One morning during school, I heard fellow students say that a puppy had been hit in front of the school and died. I asked a teacher to call someone to move it from the road. I cried when a trash vehicle stopped and one man scooped up the dog with a shovel, throwing it into the back of the truck. Someone’s pet was discarded like trash and they never knew where it went.

In high school our car stopped at a busy intersection while a vehicle ahead of us sat idle. Someone in another car said that a cat had been hit and was under that car at the stop sign. I jumped out of our car without pause in an effort to help. I still remember the cat’s wide eyes looking at me from under that car. Motionless, it tried to meow. I did not have money to pay for veterinary care. I still cry that I was powerless.

As an adult, I carefully watch for beings in need when I drive. I recall a long list of live creatures I’ve moved from roads, including turtles, frogs, crawfish, kittens, dogs, birds and snakes.

Yes, accidents do happen. I too had a raccoon dash out in the night from tall grass along a road. I remember feeling a thump. I remember going back to see if it was in the road. I remember hoping it made it to the ditch, to a safe place, and was not hurt terribly bad.

But I’m not like most people. Humans increasingly behave like everything belongs to us. Contrary to this belief, living in harmony should be the goal. With great strides, people rush to appointments while driving. They talk on cell phones, argue with passengers or drive while intoxicated. Nothing else matters. To most, a squirrel is just a squirrel. A cat is just a cat. A bird is just a bird.

Here is a case in point. Not long ago I remember a baby robin hopping in a two-lane road in front of a grade school. Traffic was heavy at the end of a school day and I was heading in the opposite direction. I was working at the time, but passion made me pull to the side of the road and turn around to help the baby out of the road.

I prayed that the bird stayed safe until I reached it. I pulled to the curb and was ready to get out of my car when a small truck zipped past me destroying its life in a second. I lost feeling. I cried. I hurt that parents picking up children at school drove by possibly seeing that bird whose mother was chirping nearby trying to help it. None cared to share a few moments to save its life. None cared to teach their children compassion.
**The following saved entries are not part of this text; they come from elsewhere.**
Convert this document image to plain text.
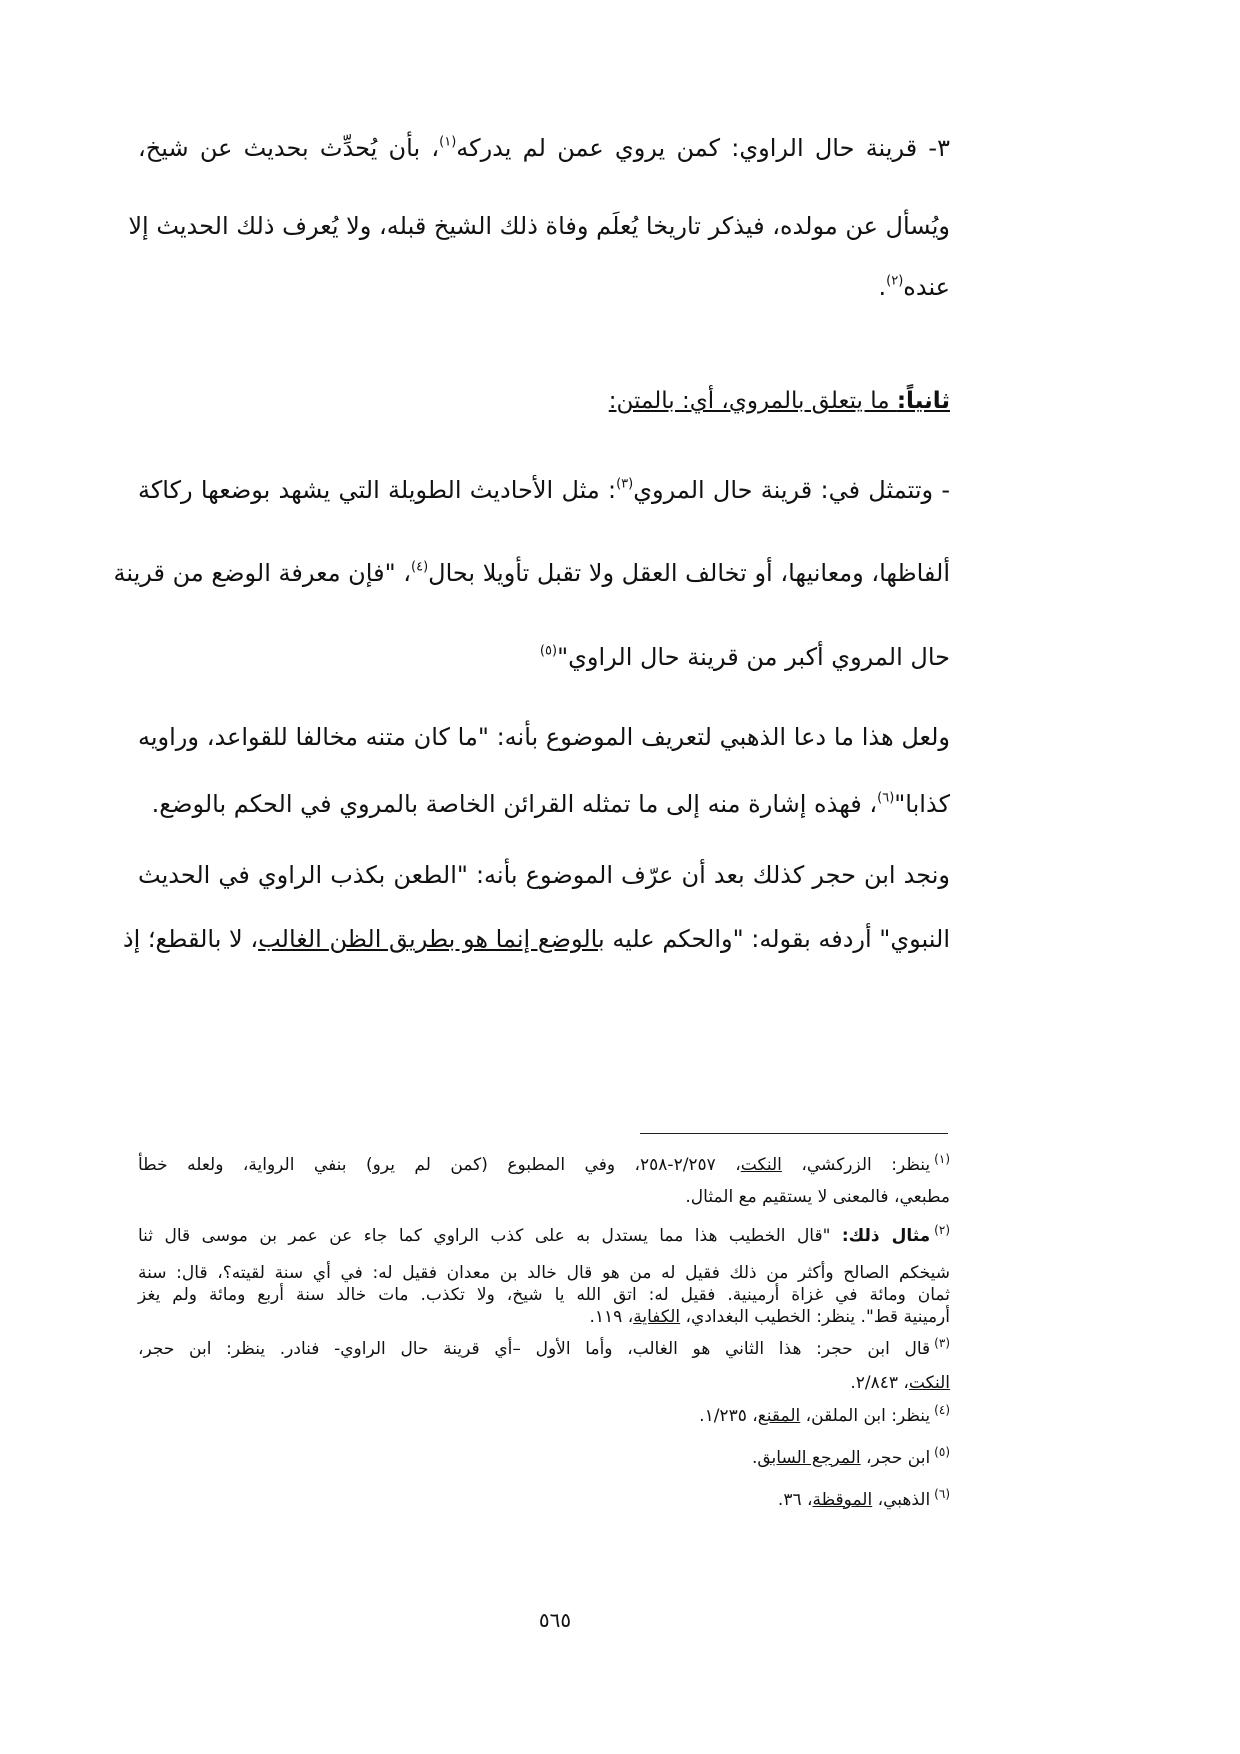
٣- قرينة حال الراوي: كمن يروي عمن لم يدركه$^{(١)}$، بأن يُحدِّث بحديث عن شيخ،
ويُسأل عن مولده، فيذكر تاريخا يُعلَم وفاة ذلك الشيخ قبله، ولا يُعرف ذلك الحديث إلا
عنده$^{(٢)}$.
ثانياً: ما يتعلق بالمروي، أي: بالمتن:
- وتتمثل في: قرينة حال المروي$^{(٣)}$: مثل الأحاديث الطويلة التي يشهد بوضعها ركاكة
ألفاظها، ومعانيها، أو تخالف العقل ولا تقبل تأويلا بحال$^{(٤)}$، "فإن معرفة الوضع من قرينة
حال المروي أكبر من قرينة حال الراوي"$^{(٥)}$
ولعل هذا ما دعا الذهبي لتعريف الموضوع بأنه: "ما كان متنه مخالفا للقواعد، وراويه
كذابا"$^{(٦)}$، فهذه إشارة منه إلى ما تمثله القرائن الخاصة بالمروي في الحكم بالوضع.
ونجد ابن حجر كذلك بعد أن عرّف الموضوع بأنه: "الطعن بكذب الراوي في الحديث
النبوي" أردفه بقوله: "والحكم عليه بالوضع إنما هو بطريق الظن الغالب، لا بالقطع؛ إذ
$^{(١)}$ينظر: الزركشي، النكت، ٢/٢٥٧-٢٥٨، وفي المطبوع (كمن لم يرو) بنفي الرواية، ولعله خطأ
مطبعي، فالمعنى لا يستقيم مع المثال.
$^{(٢)}$مثال ذلك: "قال الخطيب هذا مما يستدل به على كذب الراوي كما جاء عن عمر بن موسى قال ثنا
شيخكم الصالح وأكثر من ذلك فقيل له من هو قال خالد بن معدان فقيل له: في أي سنة لقيته؟، قال: سنة
ثمان ومائة في غزاة أرمينية. فقيل له: اتق الله يا شيخ، ولا تكذب. مات خالد سنة أربع ومائة ولم يغز
أرمينية قط". ينظر: الخطيب البغدادي، الكفاية، ١١٩.
$^{(٣)}$قال ابن حجر: هذا الثاني هو الغالب، وأما الأول –أي قرينة حال الراوي- فنادر. ينظر: ابن حجر،
النكت، ٢/٨٤٣.
$^{(٤)}$ينظر: ابن الملقن، المقنع، ١/٢٣٥.
$^{(٥)}$ابن حجر، المرجع السابق.
$^{(٦)}$الذهبي، الموقظة، ٣٦.
٥٦٥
When I think about it, cats and dogs rescued from roadways have become some of the greatest pets for man. All of my pets were street orphans.

My cats Joan and Forest were rescued from roads as kittens. My cat Jack was living feral by a four-lane city street. My dog Trucker was thrown out of a semi truck cab as a puppy.

My latest rescue was a feral kitten I named Uno. I saw him and other kittens playing on a sidewalk beside a busy street and railroad. Circling back in my car, I ventured on foot into concrete rubble, trash and weeds to find eight kittens of varied sizes living in squalor. I knew their nature to play would lead to death by passing cars or trains. Uno, one month old, was the only kitten I could catch. Today he is waiting for adoption. The other kittens vanished.

Uno reminded me of an orange male tabby that I pulled from a nearby road several years prior.

I was working that day, on assignment when my car came upon an orange tabby lying in the middle of a busy city street. I pulled to the side of the road, stopped and checked it for a pulse. The male cat was still warm – recently deceased. I moved his body out of the road saying “God bless you” and shedding tears.

Judging by his size, this cat obviously had a keeper that fed him. He didn’t wear a collar, but this did not mean no one savored his companionship. Would that owner ever know he died? That’s why I left his body on soft grass at the side of the road.

The words of George Bernard Shaw speak volumes about these memories and my nature to rescue:

“The worst sin towards our fellow creatures is not to hate them, but to be indifferent to them. That’s the essence of inhumanity.”

When it starts at this level – indifference to a being that is in danger, has been injured or is deceased – a person is empty.